SEPARATED: INSIDE AN AMERICAN TRAGEDY by Jacob Soboroff (Custom House/Morrow). Even-toned account of a really horrifying story, that of the separation of children from their families at our border. Its author, an NBC-TV reporter, was one of the first, and most persistent, of the many reporters on the matter. So, a calm recounting of the facts—there's a wail or three or four, but they're widely separated by facts, data, first-hand anecdotes. We experience his adventures with his colleagues, cameramen, and producers, and Soboroff is a good storyteller. But he never fails to return to his real story, that of children in cages for months without hope, losing if not their minds their personalities (know how long a year is in the life of a 5-year-old? Like 10 in yours, if you're just middle-aged. And that's not a regrettable byproduct of this system—it is the system: come to our border without all the right paperwork and bank accounts, and we'll silently torture your children. Endlessly. So? It'll serve you right.

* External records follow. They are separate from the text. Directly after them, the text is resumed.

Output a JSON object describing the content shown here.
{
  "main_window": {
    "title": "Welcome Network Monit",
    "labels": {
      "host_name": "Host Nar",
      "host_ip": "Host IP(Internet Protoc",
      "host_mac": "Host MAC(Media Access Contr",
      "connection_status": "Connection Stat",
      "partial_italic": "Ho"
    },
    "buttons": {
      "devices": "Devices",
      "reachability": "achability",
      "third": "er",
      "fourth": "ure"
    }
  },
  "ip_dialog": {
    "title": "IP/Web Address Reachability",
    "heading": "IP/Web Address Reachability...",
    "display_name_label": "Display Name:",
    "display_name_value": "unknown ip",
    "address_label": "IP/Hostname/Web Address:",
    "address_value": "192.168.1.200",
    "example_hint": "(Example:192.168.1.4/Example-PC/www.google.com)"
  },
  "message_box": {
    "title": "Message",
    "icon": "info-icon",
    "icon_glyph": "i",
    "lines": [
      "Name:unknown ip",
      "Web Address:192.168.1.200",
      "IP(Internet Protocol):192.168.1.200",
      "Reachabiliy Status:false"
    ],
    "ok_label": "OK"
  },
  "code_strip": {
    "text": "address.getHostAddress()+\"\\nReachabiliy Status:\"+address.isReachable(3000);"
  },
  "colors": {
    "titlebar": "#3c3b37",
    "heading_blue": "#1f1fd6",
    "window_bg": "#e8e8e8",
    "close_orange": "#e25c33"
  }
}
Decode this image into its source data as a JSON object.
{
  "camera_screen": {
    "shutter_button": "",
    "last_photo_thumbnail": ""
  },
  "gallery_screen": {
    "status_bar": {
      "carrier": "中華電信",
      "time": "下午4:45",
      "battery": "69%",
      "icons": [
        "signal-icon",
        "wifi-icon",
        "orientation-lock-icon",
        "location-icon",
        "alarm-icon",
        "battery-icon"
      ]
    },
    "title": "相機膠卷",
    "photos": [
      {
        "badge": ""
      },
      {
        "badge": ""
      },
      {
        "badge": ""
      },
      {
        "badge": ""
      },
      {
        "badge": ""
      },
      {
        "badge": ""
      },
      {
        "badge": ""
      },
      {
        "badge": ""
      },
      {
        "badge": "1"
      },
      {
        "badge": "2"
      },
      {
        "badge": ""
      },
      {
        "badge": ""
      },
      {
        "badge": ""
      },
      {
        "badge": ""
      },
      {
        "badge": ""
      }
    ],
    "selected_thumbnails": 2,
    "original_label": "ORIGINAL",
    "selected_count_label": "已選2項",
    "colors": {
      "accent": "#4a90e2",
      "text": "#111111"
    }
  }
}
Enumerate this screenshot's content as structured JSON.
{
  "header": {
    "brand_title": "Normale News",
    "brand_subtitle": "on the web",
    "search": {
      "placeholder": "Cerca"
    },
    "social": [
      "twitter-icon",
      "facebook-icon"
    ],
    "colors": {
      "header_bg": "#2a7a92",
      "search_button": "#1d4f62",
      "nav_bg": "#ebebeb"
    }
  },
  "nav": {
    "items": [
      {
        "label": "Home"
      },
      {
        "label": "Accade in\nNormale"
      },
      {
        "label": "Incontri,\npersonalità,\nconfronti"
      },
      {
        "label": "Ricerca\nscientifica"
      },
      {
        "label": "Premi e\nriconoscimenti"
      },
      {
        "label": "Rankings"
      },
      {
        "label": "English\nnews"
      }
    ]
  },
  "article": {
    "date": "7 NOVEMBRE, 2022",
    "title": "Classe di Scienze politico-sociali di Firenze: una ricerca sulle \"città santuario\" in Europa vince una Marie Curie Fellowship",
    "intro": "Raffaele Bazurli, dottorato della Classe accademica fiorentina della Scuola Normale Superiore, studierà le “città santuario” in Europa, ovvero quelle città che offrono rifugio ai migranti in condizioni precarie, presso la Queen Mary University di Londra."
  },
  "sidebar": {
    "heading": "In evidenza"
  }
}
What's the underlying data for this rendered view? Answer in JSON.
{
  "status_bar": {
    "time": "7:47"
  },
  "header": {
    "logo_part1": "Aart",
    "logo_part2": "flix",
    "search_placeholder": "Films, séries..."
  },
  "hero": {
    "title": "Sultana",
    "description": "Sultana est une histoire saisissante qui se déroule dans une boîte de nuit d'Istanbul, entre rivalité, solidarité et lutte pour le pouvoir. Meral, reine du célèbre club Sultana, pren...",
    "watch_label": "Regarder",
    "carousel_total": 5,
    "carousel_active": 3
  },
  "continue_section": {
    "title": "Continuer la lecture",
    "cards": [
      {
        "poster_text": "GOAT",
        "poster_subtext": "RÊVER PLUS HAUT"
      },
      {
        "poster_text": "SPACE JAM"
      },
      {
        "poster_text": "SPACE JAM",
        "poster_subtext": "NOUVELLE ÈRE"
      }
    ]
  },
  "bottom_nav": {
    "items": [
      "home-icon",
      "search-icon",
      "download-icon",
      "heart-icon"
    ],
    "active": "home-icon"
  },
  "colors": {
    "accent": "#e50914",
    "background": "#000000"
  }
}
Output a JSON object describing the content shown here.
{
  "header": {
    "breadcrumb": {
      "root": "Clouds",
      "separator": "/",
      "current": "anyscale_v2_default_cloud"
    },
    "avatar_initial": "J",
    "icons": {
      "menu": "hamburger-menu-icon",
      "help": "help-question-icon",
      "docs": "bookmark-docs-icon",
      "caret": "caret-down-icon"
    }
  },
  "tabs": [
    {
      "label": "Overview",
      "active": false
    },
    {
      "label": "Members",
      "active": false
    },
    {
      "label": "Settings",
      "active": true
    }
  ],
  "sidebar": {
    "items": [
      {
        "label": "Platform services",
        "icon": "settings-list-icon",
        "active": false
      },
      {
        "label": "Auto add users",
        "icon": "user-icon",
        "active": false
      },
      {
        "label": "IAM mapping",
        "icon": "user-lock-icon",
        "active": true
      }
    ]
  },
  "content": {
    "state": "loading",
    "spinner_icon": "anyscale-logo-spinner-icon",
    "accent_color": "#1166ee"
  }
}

ONE LAST LIE by Paul Doiron (St. Martin's). A mentor/father figure to our buddy Bowditch has disappeared, in a way that makes one wonder about not just his fate to come, but his past. The Maine forests in this one are those seriously wild ones around the Canadian border. It's at least as good as his best.

LOVE & OTHER CRIMES: STORIES by Sara Paretsky (Morrow). A big paperback original, 14 stories written over about 20 years. We learn that V. I. Warshawski isn't all this mystery fiction master can do (but 8 of the stories feature her). “Master” really is the word, in case you'd forgotten; this is almost like getting 14 new books, the stories are that deep and involving. Even the very few that are stunts are really rich stunts (there's as good a Sherlock pastiche as I've ever read).